D. Negative Defenses

Finally, the FTC argues that some of Defendants' affirmative defenses are not affirmative but rather negative—that is, they are not grounded in Defendants' admission of the essential facts of the FTC's claims coupled with a statement of some other justification, but rather are denials of the essential facts.1 (Mot. at 9-11.) The remaining affirmative defense to which the FTC applies this argument is the allegation that the losses sustained by the FTC or consumers were not caused by Defendants, but rather third parties over whom Defendants had no control or right to control. (Corp. Aff. Def. ¶ 6; Alkazin Aff. Def. ¶ 7; Boreyko Aff. Def. ¶ F.) The Court agrees that this is simply Defendants' denial of their own liability and thus wrapped up in the denials contained in Defendants' Answers. See, e.g., FTC v. Stefanchik, No. C04-1852 RSM, 2004 WL 5495267, at *2 (W.D. Wash. Nov. 12, 2004). The Court will therefore grant the FTC's Motion to Strike these affirmative defenses, and because Defendants cannot cure the defect, they may not amend.

IT IS THEREFORE ORDERED granting in part and denying in part Plaintiff Federal Trade Commission's (FTC's) Motion to Strike Affirmative Defenses (Doc. 157). With regard to Corporate Defendants' Affirmative Defenses (Doc. 123 at 12), the Court strikes Nos. 1, 5, 6 and 7 with no leave to amend, and Nos. 2 and 3 with leave to amend. With regard to Mr. Alkazin's Affirmative Defenses (Doc. 124 at 14), the Court strikes Nos. 1, 6, 7 and 8 with no leave to amend, and Nos. 2, 3 and 4 with leave to amend. With regard to Mr. Boreyko's Affirmative Defenses (Doc. 125 at 10-11), the Court strikes Defenses A, E, F and G with no leave to amend, and Defenses B and C with leave to amend. The FTC's Motion is denied as to the balance of Defendants' Affirmative Defenses.

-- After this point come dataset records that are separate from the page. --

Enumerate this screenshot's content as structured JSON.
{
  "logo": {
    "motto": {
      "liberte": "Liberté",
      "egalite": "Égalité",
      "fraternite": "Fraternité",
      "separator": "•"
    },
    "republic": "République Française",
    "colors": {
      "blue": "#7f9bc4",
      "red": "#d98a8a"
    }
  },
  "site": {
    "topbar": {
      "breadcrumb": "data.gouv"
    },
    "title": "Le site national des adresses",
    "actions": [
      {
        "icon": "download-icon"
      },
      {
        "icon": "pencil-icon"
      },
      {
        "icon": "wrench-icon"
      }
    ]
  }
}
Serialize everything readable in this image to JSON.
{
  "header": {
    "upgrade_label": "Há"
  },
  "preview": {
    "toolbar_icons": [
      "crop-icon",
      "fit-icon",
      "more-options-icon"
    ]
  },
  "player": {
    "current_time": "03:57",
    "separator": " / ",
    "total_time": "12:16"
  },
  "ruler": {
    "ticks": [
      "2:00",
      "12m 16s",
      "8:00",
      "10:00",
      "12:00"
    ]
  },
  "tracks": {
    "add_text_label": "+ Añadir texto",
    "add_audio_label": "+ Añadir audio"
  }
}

IT IS FURTHER ORDERED that Defendants shall file any amended Answers by July 15, 2016.

FootNotes


1. While the FTC includes as affirmative defenses it claims are actually negative defenses the allegations that the FTC lacks authority to seek damages from Defendants, the Court has already found that those affirmative defenses are not sufficiently pled, and the Court cannot evaluate them until they are.